Recall that in Illinois, signing a will is a formal ceremony that must be done in front of two witnesses. These witnesses help establish the validity of a will once the person who created it is deceased and obviously can no longer speak to the circumstances under which the will was signed. Without witnesses, there is less certainty as to the deceased’s intent. In Ben’s case, was he in his right mind when he sent the texts, or was he under the influence of any substances (legal or not)? Did someone gain unauthorized access to his cell phone and send the texts? Did autocorrect change “I give you my ABBA albums” to “I give you my IKEA armchairs”? An unwitnessed will simply leaves too many questions unanswered.

But what if Ben devised a scheme whereby he texted his wishes, then had two witnesses text the same friends to confirm the “will” was witnessed, thereby complying with the witness requirement and outsmarting the sometimes archaic law of wills? Who’s to know if it would stand up in court, but estate planning attorneys would likely appreciate such creativity due to the mountain of work it would create to sort out such a mess.

The easiest route is to simply follow all of the statutory requirements when signing your will. Be creative at your own risk. At best, it could be awkward when an estate planning attorney blogs about your unique situation. At worst, a court may refuse to recognize your purported last will and distribute your assets in a manner you did not intend.

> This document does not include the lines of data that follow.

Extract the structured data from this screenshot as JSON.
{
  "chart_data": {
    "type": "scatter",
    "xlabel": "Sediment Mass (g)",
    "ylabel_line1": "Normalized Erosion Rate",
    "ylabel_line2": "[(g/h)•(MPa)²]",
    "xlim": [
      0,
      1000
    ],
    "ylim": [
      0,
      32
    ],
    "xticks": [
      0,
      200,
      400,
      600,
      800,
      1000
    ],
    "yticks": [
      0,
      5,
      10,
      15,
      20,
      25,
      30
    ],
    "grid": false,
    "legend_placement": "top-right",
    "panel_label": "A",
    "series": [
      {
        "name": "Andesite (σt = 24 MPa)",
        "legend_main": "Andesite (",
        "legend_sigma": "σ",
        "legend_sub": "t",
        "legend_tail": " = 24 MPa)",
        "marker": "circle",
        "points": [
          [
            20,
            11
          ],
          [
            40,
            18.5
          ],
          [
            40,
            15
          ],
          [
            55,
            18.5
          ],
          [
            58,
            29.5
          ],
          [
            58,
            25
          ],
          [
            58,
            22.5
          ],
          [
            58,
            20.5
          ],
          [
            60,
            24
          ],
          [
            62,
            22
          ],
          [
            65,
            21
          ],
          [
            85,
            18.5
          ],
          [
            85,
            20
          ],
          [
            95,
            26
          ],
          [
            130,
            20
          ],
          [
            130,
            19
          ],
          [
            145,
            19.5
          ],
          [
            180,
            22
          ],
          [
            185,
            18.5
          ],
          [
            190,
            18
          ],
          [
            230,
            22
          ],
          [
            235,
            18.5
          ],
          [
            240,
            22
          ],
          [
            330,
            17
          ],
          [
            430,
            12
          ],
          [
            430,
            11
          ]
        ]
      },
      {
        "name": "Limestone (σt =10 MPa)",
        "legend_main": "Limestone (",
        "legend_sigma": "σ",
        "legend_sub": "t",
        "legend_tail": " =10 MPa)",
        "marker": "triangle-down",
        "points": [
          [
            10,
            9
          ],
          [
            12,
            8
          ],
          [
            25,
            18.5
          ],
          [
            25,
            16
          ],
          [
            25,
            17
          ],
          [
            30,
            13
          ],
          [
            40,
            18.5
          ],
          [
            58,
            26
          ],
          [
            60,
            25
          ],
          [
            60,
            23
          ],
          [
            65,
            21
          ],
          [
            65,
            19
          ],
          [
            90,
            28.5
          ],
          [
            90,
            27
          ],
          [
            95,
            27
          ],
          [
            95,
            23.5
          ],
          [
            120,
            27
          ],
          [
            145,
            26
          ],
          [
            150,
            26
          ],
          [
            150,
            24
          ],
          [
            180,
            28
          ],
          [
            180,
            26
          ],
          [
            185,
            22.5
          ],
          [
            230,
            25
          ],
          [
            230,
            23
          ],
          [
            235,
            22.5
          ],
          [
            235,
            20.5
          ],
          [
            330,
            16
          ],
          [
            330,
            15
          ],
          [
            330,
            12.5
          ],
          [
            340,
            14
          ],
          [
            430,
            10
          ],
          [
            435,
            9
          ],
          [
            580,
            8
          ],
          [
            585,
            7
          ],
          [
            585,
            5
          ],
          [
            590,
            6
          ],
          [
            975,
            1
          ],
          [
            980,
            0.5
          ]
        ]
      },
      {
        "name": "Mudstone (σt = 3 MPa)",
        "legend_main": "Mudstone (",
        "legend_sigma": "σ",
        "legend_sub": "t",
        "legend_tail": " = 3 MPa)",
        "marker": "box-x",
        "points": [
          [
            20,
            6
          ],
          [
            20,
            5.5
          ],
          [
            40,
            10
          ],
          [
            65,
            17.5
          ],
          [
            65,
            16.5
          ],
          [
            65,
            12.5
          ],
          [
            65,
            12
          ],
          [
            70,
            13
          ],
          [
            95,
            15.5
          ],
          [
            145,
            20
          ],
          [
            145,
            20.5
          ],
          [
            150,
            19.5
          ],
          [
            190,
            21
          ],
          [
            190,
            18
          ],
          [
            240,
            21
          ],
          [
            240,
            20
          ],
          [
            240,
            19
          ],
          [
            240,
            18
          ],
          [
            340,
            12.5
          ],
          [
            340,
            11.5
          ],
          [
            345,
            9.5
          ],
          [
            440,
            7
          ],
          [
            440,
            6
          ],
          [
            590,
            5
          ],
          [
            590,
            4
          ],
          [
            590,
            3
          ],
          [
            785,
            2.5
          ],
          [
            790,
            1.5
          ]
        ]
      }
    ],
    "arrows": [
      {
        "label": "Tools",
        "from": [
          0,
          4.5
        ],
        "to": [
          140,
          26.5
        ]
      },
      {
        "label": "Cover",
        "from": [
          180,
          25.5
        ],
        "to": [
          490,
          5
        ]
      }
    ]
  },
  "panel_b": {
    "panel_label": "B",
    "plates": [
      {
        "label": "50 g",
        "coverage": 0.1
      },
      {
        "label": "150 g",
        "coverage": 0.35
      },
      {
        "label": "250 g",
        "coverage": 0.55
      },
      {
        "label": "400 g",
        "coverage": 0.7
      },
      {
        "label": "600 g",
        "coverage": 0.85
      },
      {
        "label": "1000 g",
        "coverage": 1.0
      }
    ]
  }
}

Celebrity Estate Planning Lessons: Paul Walker

lwandtThis month Forbes published a great article on Five Estate Planning Lessons From the Paul Walker Estate. Paul Walker died in a car accident on November 30, 2013. His last will was prepared in 2001, the same year as the release of the first movie in the Fast and the Furious franchise. He left behind a 15-year old daughter and an estate worth an estimated $25 million. The Forbes article explains the lessons well, but I wanted to expand on a couple of them.

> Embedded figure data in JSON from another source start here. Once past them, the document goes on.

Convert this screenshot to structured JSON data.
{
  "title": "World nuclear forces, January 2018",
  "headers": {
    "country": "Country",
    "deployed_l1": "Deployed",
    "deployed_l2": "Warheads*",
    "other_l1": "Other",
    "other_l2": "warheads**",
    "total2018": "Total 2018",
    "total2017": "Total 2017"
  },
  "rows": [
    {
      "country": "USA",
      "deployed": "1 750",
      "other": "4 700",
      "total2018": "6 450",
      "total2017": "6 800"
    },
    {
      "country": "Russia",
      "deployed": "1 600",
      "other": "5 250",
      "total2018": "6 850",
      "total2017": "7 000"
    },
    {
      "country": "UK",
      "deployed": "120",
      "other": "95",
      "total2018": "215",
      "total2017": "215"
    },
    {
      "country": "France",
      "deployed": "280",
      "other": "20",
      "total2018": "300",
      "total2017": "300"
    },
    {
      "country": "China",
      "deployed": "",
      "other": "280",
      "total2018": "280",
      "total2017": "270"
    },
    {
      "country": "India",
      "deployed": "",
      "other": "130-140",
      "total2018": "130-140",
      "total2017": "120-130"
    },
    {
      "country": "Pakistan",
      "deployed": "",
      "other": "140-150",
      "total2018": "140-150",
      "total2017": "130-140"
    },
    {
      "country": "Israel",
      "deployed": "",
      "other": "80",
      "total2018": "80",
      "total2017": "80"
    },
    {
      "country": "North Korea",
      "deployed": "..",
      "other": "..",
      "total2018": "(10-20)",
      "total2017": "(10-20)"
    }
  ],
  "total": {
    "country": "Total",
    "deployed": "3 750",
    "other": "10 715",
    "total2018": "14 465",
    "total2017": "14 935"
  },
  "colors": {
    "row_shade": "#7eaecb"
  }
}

First, kudos to Paul Walker for having an estate plan. Forbes listed this as lesson #4, but I think this is one of the most important takeaways from this tragic incident. He was 40 years old and in good health when he unexpectedly died. If he had procrastinated, or believed that estate planning was something that should be done later in life, it would have been too late. Mr. Walker gets extra credit because he prepared an estate plan in 2001 when he was only 28 years old. A 2011 study found that only 8% of Americans under the age of 35 have a last will, and that over 50% of Americans of all ages do not have a last will.

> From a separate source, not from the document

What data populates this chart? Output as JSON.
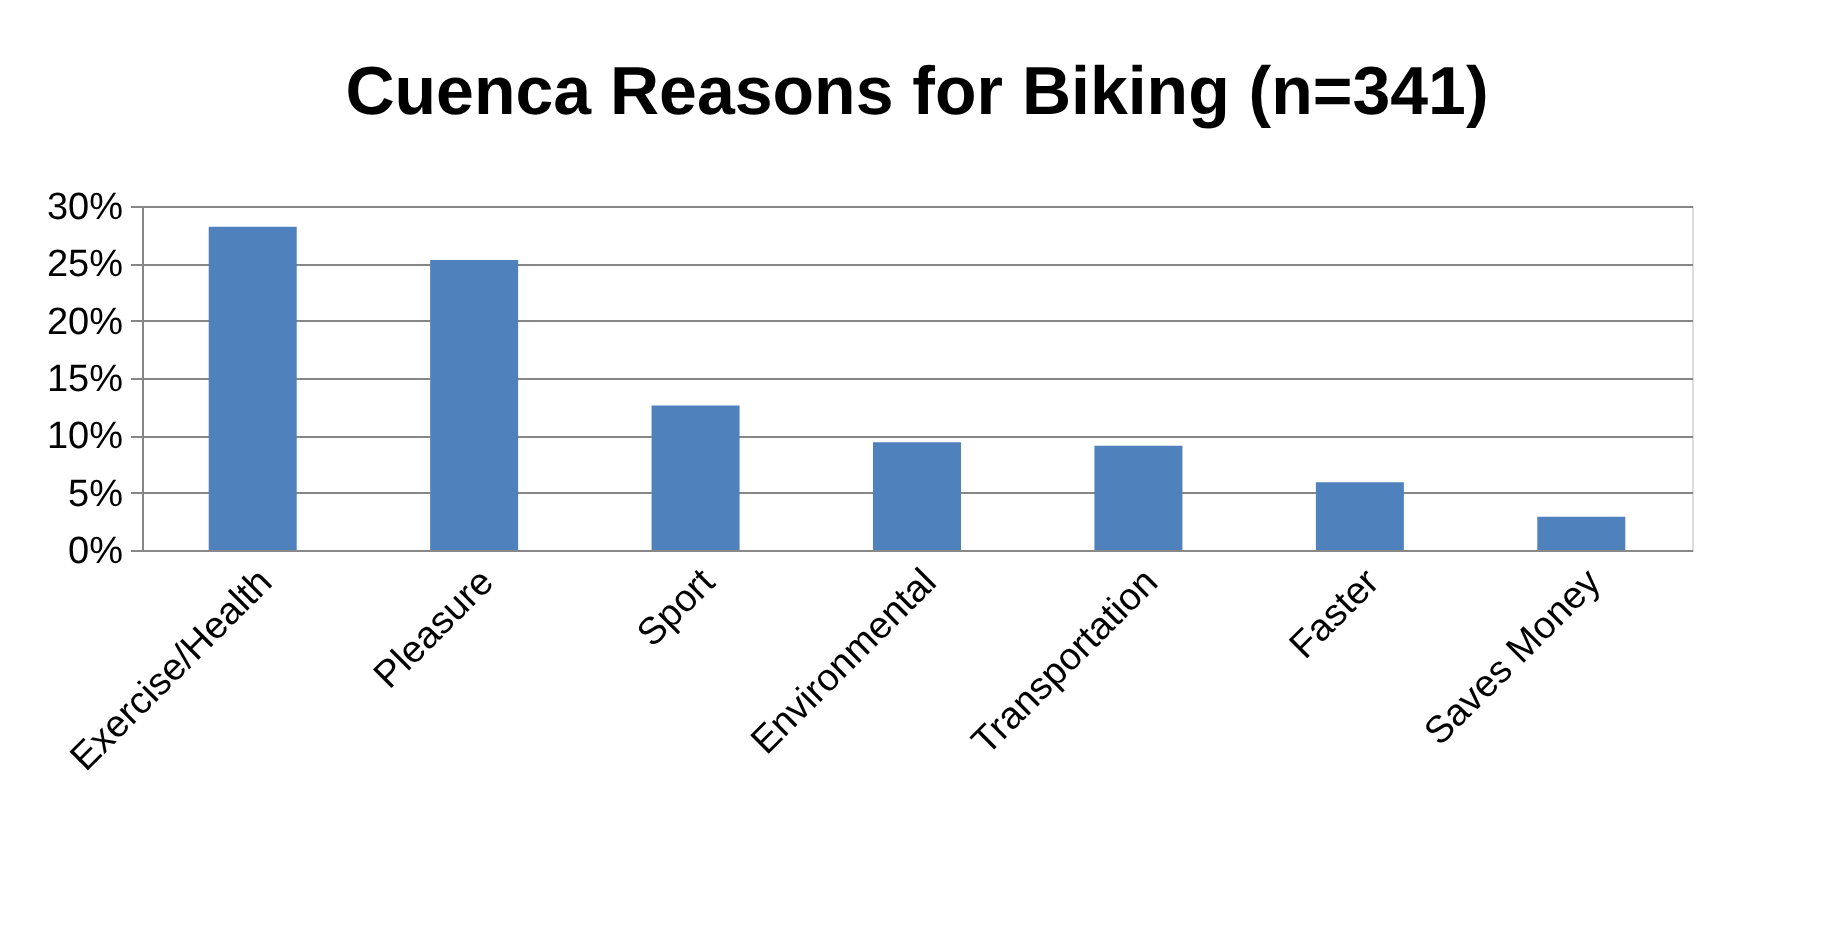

Second, Paul Walker left his assets in trust. One advantage of leaving assets in trust is that the deceased can dictate the terms under which the beneficiaries receive such assets. Many people do this to ensure their children won’t irresponsibly manage their inheritance if a parent dies when the children are still young. For example, the trust may state that one’s children may receive reasonable amounts from the trust for their health, maintenance, support, and education, and then the children may withdraw amounts from the trust at certain ages (for example, 1/3 of the trust at age 25, 1/3 at age 30, and the balance at age 35). We don’t know the terms of Mr. Walker’s trust because it’s not public record, however, imagine the alternative: his will could have left the remainder of his estate outright to his daughter. The result would have been that his daughter would inherit what was left of the $25 million after taxes and expenses on her 18th birthday. Working with a qualified estate planning attorney is immensely helpful in situations such as this as the attorney will assist you in tailoring a plan according to your circumstances and wishes.

Bottom line: don’t procrastinate, because you never know what life has in store.